Associated Conditions
Syringomyelia is the most important condition linked to Chiari malformation. The fluid-filled cavity that forms inside the spinal cord can cause progressive weakness, pain, stiffness, and loss of sensation, particularly in the hands and arms. Successful decompression surgery often resolves the syrinx by restoring normal CSF flow, which is why monitoring syrinx size on follow-up MRI is a key part of post-surgical care.
Hydrocephalus (excess fluid in the brain’s ventricles) can also coexist with Chiari malformation, particularly Type II. In patients who have a shunt draining excess fluid from the brain, shunt malfunction can worsen a syrinx, so both conditions need to be tracked together. Tethered spinal cord, where the spinal cord is abnormally attached to surrounding tissues, is another associated finding that can independently cause or worsen syringomyelia.

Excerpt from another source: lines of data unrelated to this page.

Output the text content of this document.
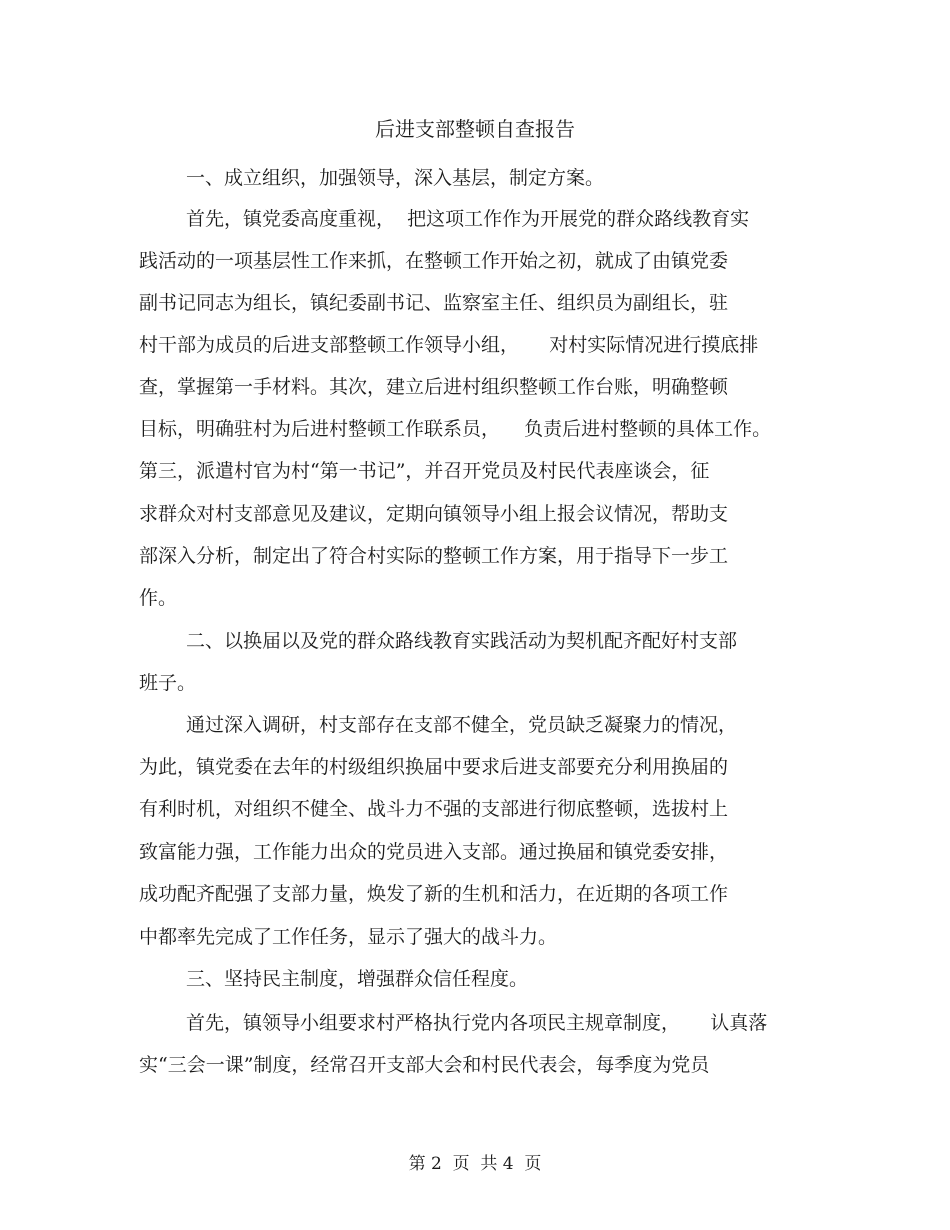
后进支部整顿自查报告
一、成立组织，加强领导，深入基层，制定方案。
首先，镇党委高度重视，  把这项工作作为开展党的群众路线教育实
践活动的一项基层性工作来抓，在整顿工作开始之初，就成了由镇党委
副书记同志为组长，镇纪委副书记、监察室主任、组织员为副组长，驻
村干部为成员的后进支部整顿工作领导小组，     对村实际情况进行摸底排
查，掌握第一手材料。其次，建立后进村组织整顿工作台账，明确整顿
目标，明确驻村为后进村整顿工作联系员，    负责后进村整顿的具体工作。
第三，派遣村官为村“第一书记”，并召开党员及村民代表座谈会，征
求群众对村支部意见及建议，定期向镇领导小组上报会议情况，帮助支
部深入分析，制定出了符合村实际的整顿工作方案，用于指导下一步工
作。
二、以换届以及党的群众路线教育实践活动为契机配齐配好村支部
班子。
通过深入调研，村支部存在支部不健全，党员缺乏凝聚力的情况，
为此，镇党委在去年的村级组织换届中要求后进支部要充分利用换届的
有利时机，对组织不健全、战斗力不强的支部进行彻底整顿，选拔村上
致富能力强，工作能力出众的党员进入支部。通过换届和镇党委安排，
成功配齐配强了支部力量，焕发了新的生机和活力，在近期的各项工作
中都率先完成了工作任务，显示了强大的战斗力。
三、坚持民主制度，增强群众信任程度。
首先，镇领导小组要求村严格执行党内各项民主规章制度，     认真落
实“三会一课”制度，经常召开支部大会和村民代表会，每季度为党员
第 2  页  共 4  页
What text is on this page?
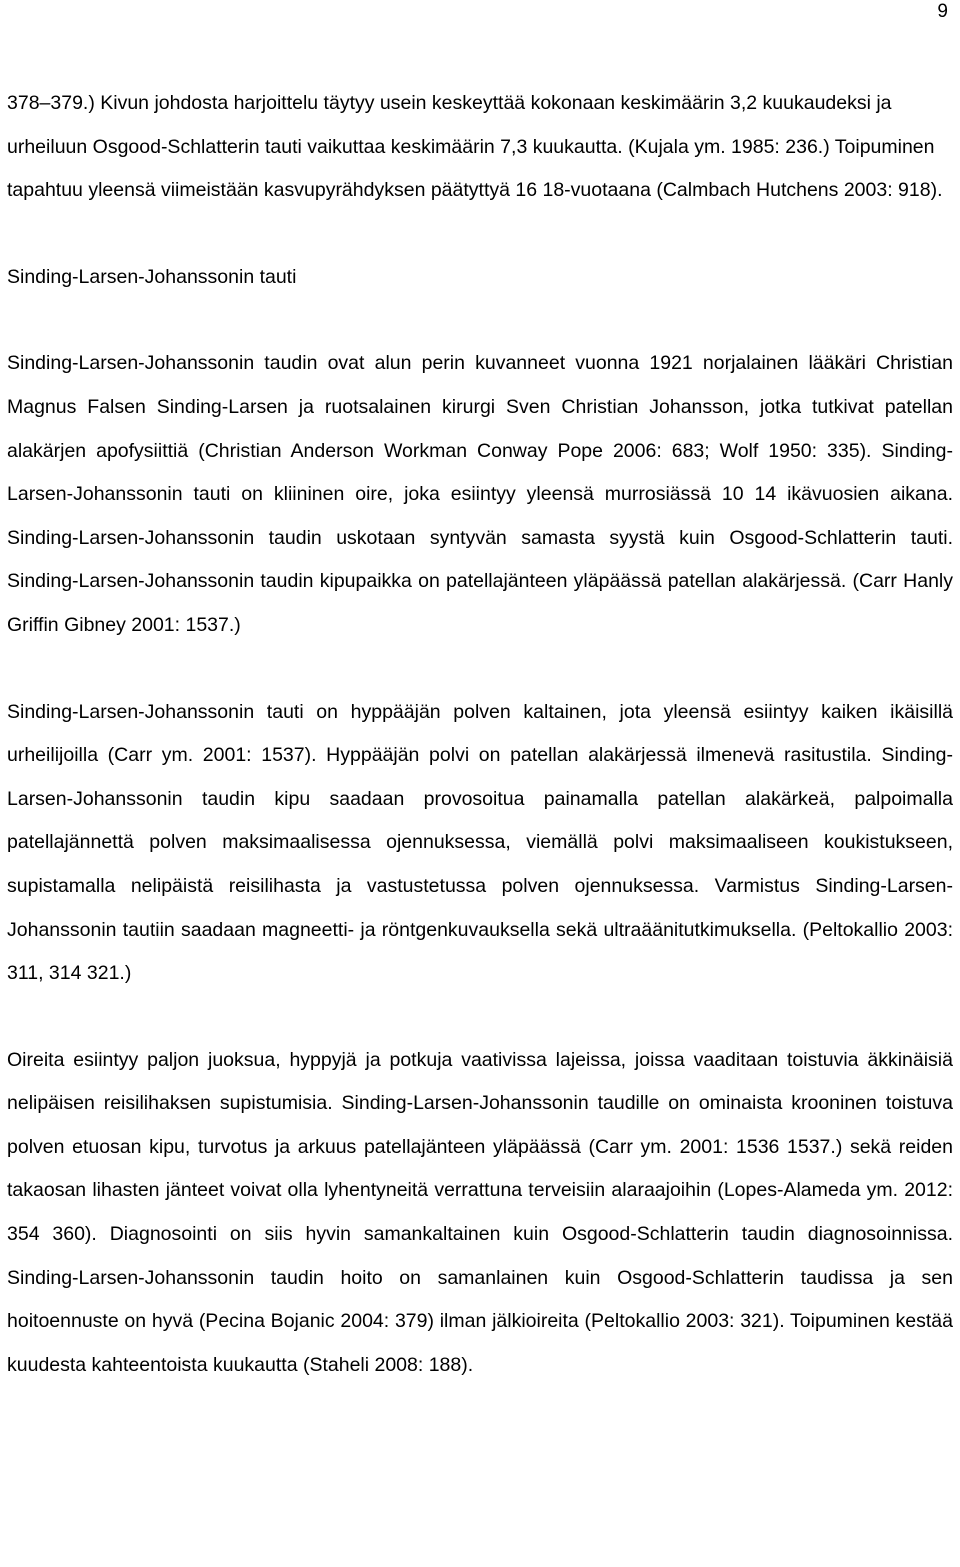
9

378–379.) Kivun johdosta harjoittelu täytyy usein keskeyttää kokonaan keskimäärin 3,2 kuukaudeksi ja urheiluun Osgood-Schlatterin tauti vaikuttaa keskimäärin 7,3 kuukautta. (Kujala ym. 1985: 236.) Toipuminen tapahtuu yleensä viimeistään kasvupyrähdyksen päätyttyä 16 18-vuotaana (Calmbach Hutchens 2003: 918).

Sinding-Larsen-Johanssonin tauti

Sinding-Larsen-Johanssonin taudin ovat alun perin kuvanneet vuonna 1921 norjalainen lääkäri Christian Magnus Falsen Sinding-Larsen ja ruotsalainen kirurgi Sven Christian Johansson, jotka tutkivat patellan alakärjen apofysiittiä (Christian Anderson Workman Conway Pope 2006: 683; Wolf 1950: 335). Sinding-Larsen-Johanssonin tauti on kliininen oire, joka esiintyy yleensä murrosiässä 10 14 ikävuosien aikana. Sinding-Larsen-Johanssonin taudin uskotaan syntyvän samasta syystä kuin Osgood-Schlatterin tauti. Sinding-Larsen-Johanssonin taudin kipupaikka on patellajänteen yläpäässä patellan alakärjessä. (Carr Hanly Griffin Gibney 2001: 1537.)

Sinding-Larsen-Johanssonin tauti on hyppääjän polven kaltainen, jota yleensä esiintyy kaiken ikäisillä urheilijoilla (Carr ym. 2001: 1537). Hyppääjän polvi on patellan alakärjessä ilmenevä rasitustila. Sinding-Larsen-Johanssonin taudin kipu saadaan provosoitua painamalla patellan alakärkeä, palpoimalla patellajännettä polven maksimaalisessa ojennuksessa, viemällä polvi maksimaaliseen koukistukseen, supistamalla nelipäistä reisilihasta ja vastustetussa polven ojennuksessa. Varmistus Sinding-Larsen-Johanssonin tautiin saadaan magneetti- ja röntgenkuvauksella sekä ultraäänitutkimuksella. (Peltokallio 2003: 311, 314 321.)

Oireita esiintyy paljon juoksua, hyppyjä ja potkuja vaativissa lajeissa, joissa vaaditaan toistuvia äkkinäisiä nelipäisen reisilihaksen supistumisia. Sinding-Larsen-Johanssonin taudille on ominaista krooninen toistuva polven etuosan kipu, turvotus ja arkuus patellajänteen yläpäässä (Carr ym. 2001: 1536 1537.) sekä reiden takaosan lihasten jänteet voivat olla lyhentyneitä verrattuna terveisiin alaraajoihin (Lopes-Alameda ym. 2012: 354 360). Diagnosointi on siis hyvin samankaltainen kuin Osgood-Schlatterin taudin diagnosoinnissa. Sinding-Larsen-Johanssonin taudin hoito on samanlainen kuin Osgood-Schlatterin taudissa ja sen hoitoennuste on hyvä (Pecina Bojanic 2004: 379) ilman jälkioireita (Peltokallio 2003: 321). Toipuminen kestää kuudesta kahteentoista kuukautta (Staheli 2008: 188).
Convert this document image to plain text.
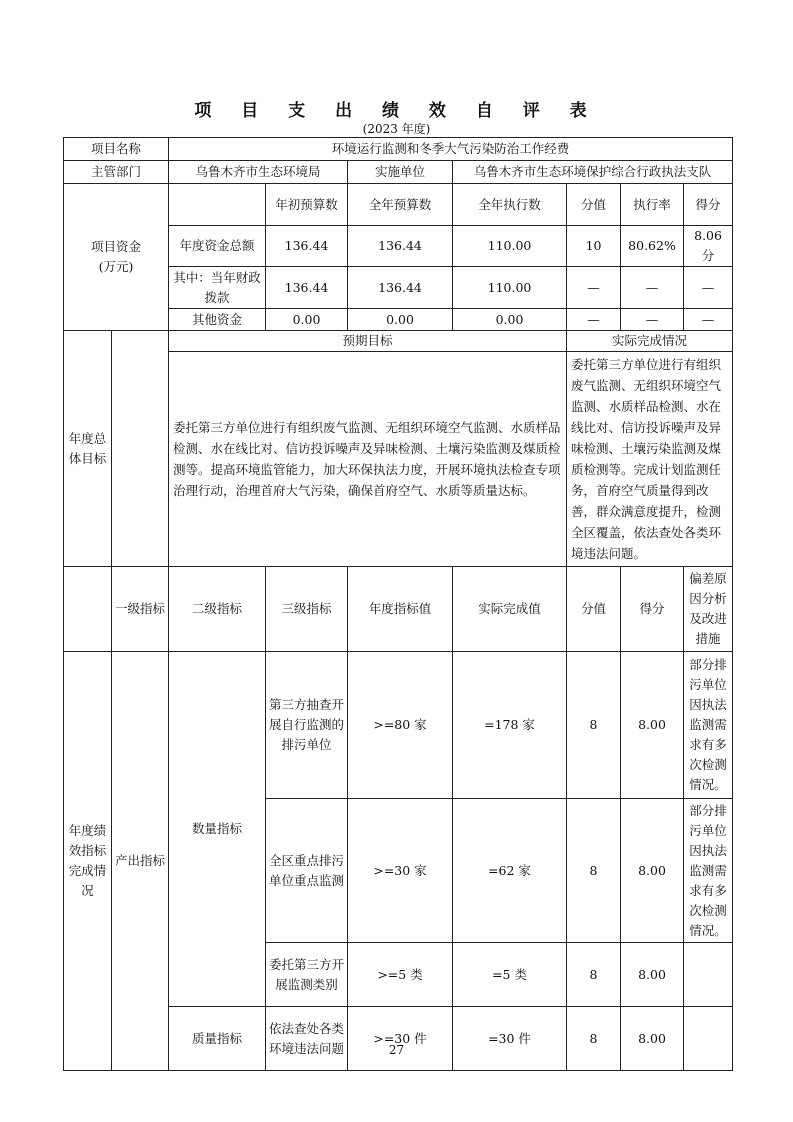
项 目 支 出 绩 效 自 评 表
(2023 年度)
项目名称		环境运行监测和冬季大气污染防治工作经费						
主管部门		乌鲁木齐市生态环境局		实施单位	乌鲁木齐市生态环境保护综合行政执法支队			

项目资金
(万元)			年初预算数	全年预算数	全年执行数	分值	执行率	得分
		年度资金总额	136.44	136.44	110.00	10	80.62%	8.06 分
		其中：当年财政拨款	136.44	136.44	110.00	—	—	—
		其他资金	0.00	0.00	0.00	—	—	—
年度总体目标		预期目标				实际完成情况		
		委托第三方单位进行有组织废气监测、无组织环境空气监测、水质样品检测、水在线比对、信访投诉噪声及异味检测、土壤污染监测及煤质检测等。提高环境监管能力，加大环保执法力度，开展环境执法检查专项治理行动，治理首府大气污染，确保首府空气、水质等质量达标。				委托第三方单位进行有组织废气监测、无组织环境空气监测、水质样品检测、水在线比对、信访投诉噪声及异味检测、土壤污染监测及煤质检测等。完成计划监测任务，首府空气质量得到改善，群众满意度提升，检测全区覆盖，依法查处各类环境违法问题。		
	一级指标	二级指标	三级指标	年度指标值	实际完成值	分值	得分	偏差原因分析及改进措施
年度绩效指标完成情况	产出指标	数量指标	第三方抽查开展自行监测的排污单位	>=80 家	=178 家	8	8.00	部分排污单位因执法监测需求有多次检测情况。
			全区重点排污单位重点监测	>=30 家	=62 家	8	8.00	部分排污单位因执法监测需求有多次检测情况。
			委托第三方开展监测类别	>=5 类	=5 类	8	8.00	
		质量指标	依法查处各类环境违法问题	>=30 件	=30 件	8	8.00	
27
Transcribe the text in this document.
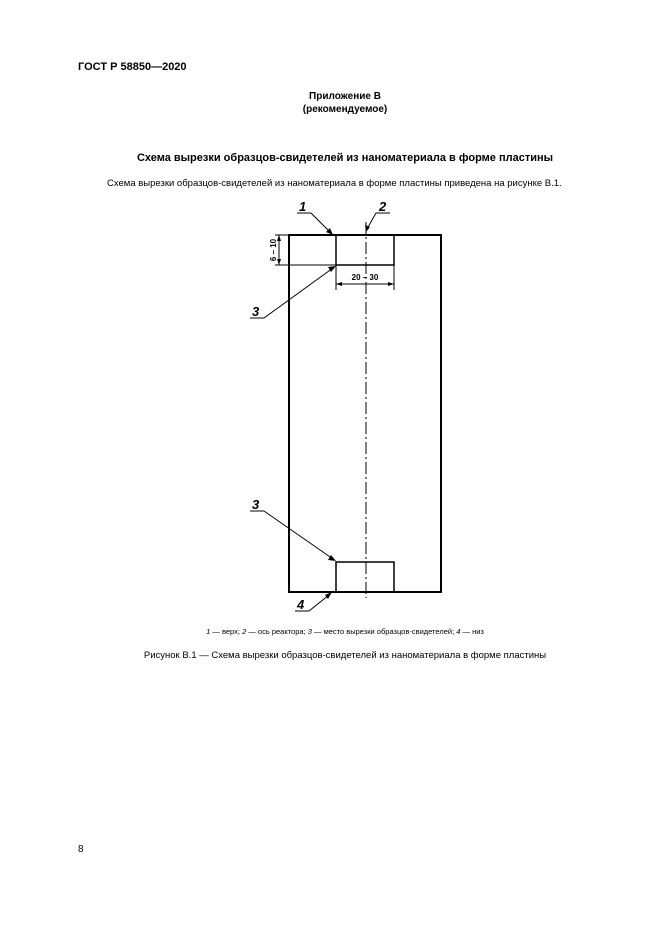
ГОСТ Р 58850—2020
Приложение В
(рекомендуемое)
Схема вырезки образцов-свидетелей из наноматериала в форме пластины
Схема вырезки образцов-свидетелей из наноматериала в форме пластины приведена на рисунке В.1.
6 – 10
20 – 30
1	2
3
3
4
1 — верх; 2 — ось реактора; 3 — место вырезки образцов-свидетелей; 4 — низ
Рисунок В.1 — Схема вырезки образцов-свидетелей из наноматериала в форме пластины
8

Living With Chiari Malformation
For people with mild or no symptoms, the condition may require nothing more than awareness and routine check-ins. For those who undergo surgery, recovery typically involves weeks of restricted activity, gradual return to normal routines, and follow-up imaging to confirm that CSF flow has been restored and any syrinx is regressing. Most people who improve after surgery maintain that improvement long-term, though a small percentage may need additional procedures if symptoms recur.
One practical consideration: activities that involve heavy straining, contact sports, or repeated Valsalva maneuvers can aggravate symptoms. Understanding this relationship helps explain why certain everyday actions, from lifting heavy objects to prolonged coughing during a cold, can temporarily make things worse. It also gives people a concrete way to manage flare-ups while they and their medical team decide on the best long-term approach.